Tai Chi to Help ArthritisA new study by The George Institute for International Health has found Tai Chi to have positive health benefits for musculoskeletal pain. The results of the first comprehensive analysis of Tai Chi suggest that it produces positive effects for improving pain and disability among arthritis sufferers.

The researchers are now embarking on a new trial to establish if similar benefits can be seen among people with chronic low back pain.

“This is the first robust evidence to support the beneficial effects of Tai Chi. Our study proves that Tai Chi relieves pain and disability among people with arthritis and shows a positive trend towards effects for overall physical health. We now want to see if these benefits are the same for people suffering from low back pain”, said author Dr Chris Maher at The George Institute.

What is Arthritis?

Musculoskeletal pain, such as that experienced by people with arthritis, places a severe burden on the patient and community and is recognised as an international health priority.

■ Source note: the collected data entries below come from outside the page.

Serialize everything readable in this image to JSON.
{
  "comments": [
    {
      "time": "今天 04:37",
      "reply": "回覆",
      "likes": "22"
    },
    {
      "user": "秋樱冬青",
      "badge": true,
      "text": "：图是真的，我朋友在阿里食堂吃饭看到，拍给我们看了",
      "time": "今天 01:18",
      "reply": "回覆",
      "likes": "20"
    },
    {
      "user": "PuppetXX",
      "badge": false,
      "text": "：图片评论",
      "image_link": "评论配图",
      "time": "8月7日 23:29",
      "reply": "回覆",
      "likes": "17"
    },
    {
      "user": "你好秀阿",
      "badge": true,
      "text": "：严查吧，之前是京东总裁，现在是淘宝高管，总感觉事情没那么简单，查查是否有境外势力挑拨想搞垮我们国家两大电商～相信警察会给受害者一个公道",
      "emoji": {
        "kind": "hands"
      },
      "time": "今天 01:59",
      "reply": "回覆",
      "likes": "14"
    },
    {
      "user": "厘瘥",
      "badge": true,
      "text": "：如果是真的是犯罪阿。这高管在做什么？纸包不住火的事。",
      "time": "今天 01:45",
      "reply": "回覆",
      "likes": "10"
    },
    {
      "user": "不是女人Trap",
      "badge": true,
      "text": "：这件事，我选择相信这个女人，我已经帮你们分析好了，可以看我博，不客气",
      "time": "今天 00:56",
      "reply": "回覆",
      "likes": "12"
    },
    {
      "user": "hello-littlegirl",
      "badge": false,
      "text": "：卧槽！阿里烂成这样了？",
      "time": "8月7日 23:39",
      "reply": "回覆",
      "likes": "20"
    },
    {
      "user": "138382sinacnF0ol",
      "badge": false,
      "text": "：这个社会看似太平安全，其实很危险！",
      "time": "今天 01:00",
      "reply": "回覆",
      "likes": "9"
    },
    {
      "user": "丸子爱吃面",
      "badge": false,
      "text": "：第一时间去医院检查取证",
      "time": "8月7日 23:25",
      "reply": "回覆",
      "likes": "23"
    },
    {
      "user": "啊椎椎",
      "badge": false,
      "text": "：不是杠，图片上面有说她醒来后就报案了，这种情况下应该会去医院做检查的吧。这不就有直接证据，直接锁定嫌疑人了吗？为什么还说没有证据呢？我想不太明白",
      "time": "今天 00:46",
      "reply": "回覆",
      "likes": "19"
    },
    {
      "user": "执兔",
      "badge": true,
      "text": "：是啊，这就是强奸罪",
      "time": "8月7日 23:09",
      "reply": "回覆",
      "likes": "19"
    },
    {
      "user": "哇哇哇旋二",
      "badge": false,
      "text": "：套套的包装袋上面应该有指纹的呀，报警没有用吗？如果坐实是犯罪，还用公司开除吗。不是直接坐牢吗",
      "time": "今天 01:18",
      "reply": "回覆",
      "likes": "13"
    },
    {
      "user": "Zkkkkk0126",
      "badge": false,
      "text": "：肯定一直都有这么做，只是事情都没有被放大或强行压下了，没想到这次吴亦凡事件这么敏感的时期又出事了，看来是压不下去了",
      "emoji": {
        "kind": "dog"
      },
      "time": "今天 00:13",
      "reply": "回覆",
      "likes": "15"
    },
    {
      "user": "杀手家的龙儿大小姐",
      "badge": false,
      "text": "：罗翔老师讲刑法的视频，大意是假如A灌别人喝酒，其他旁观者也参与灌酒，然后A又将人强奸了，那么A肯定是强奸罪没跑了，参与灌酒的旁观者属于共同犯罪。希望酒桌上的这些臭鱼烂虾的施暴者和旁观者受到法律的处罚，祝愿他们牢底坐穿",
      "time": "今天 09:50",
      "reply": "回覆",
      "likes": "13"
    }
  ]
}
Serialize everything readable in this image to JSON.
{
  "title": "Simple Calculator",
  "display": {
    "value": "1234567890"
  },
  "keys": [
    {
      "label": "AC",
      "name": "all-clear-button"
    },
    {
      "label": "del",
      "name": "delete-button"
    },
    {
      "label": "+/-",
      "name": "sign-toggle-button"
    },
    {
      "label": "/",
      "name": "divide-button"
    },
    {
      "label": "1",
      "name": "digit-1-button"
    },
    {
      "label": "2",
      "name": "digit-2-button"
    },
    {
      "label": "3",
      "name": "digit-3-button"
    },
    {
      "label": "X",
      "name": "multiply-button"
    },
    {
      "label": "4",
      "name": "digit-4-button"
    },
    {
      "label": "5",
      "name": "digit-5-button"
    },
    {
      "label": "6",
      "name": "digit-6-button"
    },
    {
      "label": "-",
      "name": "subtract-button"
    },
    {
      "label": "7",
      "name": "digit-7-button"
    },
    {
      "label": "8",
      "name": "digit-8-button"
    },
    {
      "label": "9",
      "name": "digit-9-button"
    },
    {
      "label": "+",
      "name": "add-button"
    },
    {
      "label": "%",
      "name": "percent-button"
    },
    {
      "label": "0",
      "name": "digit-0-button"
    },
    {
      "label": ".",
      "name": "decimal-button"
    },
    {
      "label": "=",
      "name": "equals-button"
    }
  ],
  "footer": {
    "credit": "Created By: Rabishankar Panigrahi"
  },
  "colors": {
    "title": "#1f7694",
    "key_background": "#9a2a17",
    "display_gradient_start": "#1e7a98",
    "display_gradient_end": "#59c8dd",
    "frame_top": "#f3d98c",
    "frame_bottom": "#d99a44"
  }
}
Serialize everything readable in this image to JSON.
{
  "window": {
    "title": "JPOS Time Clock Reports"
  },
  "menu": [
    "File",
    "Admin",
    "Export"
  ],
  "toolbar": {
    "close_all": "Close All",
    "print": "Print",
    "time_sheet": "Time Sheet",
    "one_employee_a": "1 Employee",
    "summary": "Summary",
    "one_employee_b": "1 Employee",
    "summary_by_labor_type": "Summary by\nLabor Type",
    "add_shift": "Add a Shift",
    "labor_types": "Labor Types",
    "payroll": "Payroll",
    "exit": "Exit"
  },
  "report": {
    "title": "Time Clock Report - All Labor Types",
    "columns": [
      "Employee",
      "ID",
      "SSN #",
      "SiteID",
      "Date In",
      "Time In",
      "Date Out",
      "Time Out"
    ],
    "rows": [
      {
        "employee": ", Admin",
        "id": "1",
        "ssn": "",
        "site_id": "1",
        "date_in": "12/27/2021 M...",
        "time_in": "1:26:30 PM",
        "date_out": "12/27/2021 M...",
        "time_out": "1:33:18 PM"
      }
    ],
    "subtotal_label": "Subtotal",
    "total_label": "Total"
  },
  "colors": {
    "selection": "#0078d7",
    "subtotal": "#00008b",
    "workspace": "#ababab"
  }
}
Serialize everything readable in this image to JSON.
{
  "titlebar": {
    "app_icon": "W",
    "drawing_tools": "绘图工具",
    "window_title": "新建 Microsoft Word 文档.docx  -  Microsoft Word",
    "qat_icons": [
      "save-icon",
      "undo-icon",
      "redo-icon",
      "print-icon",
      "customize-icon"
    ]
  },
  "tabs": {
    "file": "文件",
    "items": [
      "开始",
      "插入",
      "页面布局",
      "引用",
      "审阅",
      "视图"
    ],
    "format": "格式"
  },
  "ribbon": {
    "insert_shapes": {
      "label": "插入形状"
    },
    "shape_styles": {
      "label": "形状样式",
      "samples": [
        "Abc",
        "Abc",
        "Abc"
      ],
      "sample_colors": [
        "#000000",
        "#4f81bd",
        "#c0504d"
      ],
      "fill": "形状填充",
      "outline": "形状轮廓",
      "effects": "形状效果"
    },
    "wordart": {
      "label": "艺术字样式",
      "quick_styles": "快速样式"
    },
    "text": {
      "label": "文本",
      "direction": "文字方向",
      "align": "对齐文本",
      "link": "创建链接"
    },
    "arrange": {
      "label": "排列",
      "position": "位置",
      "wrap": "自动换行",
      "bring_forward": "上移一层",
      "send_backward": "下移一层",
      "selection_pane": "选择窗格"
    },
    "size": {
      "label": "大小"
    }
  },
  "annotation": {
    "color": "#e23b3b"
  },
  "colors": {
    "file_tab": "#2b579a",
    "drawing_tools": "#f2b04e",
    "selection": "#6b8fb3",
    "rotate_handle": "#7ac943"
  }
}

Arthritis is the major cause of disability and chronic pain in Australia, with 3.85million Australians affected. Low back pain is the most prevalent and costly musculoskeletal condition in Australia, estimated to cost up to $1billion per annum with indirect costs exceeding $8billion.

“This research should reassure people with musculoskeletal conditions such as arthritis to seek exercise to relieve the pain. The fact that Tai Chi is inexpensive, convenient, enjoyable and conveys other psychological and social benefits supports the use this type of intervention for pain conditions”, added Ms Amanda Hall, The George Institute.

What is Tai Chi?

Tai Chi is a form of exercise that is regularly practiced in China for general health purposes and has gained increasing popularity in North America and Australia and thus a growing body of research aimed at investigating its health benefits has emerged.

Tai Chi is a versatile activity that can be easily incorporated into people’s daily activities. Usually preformed in a group, Tai Chi can also be practiced individually, which differs from traditional exercise therapy approaches in clinic.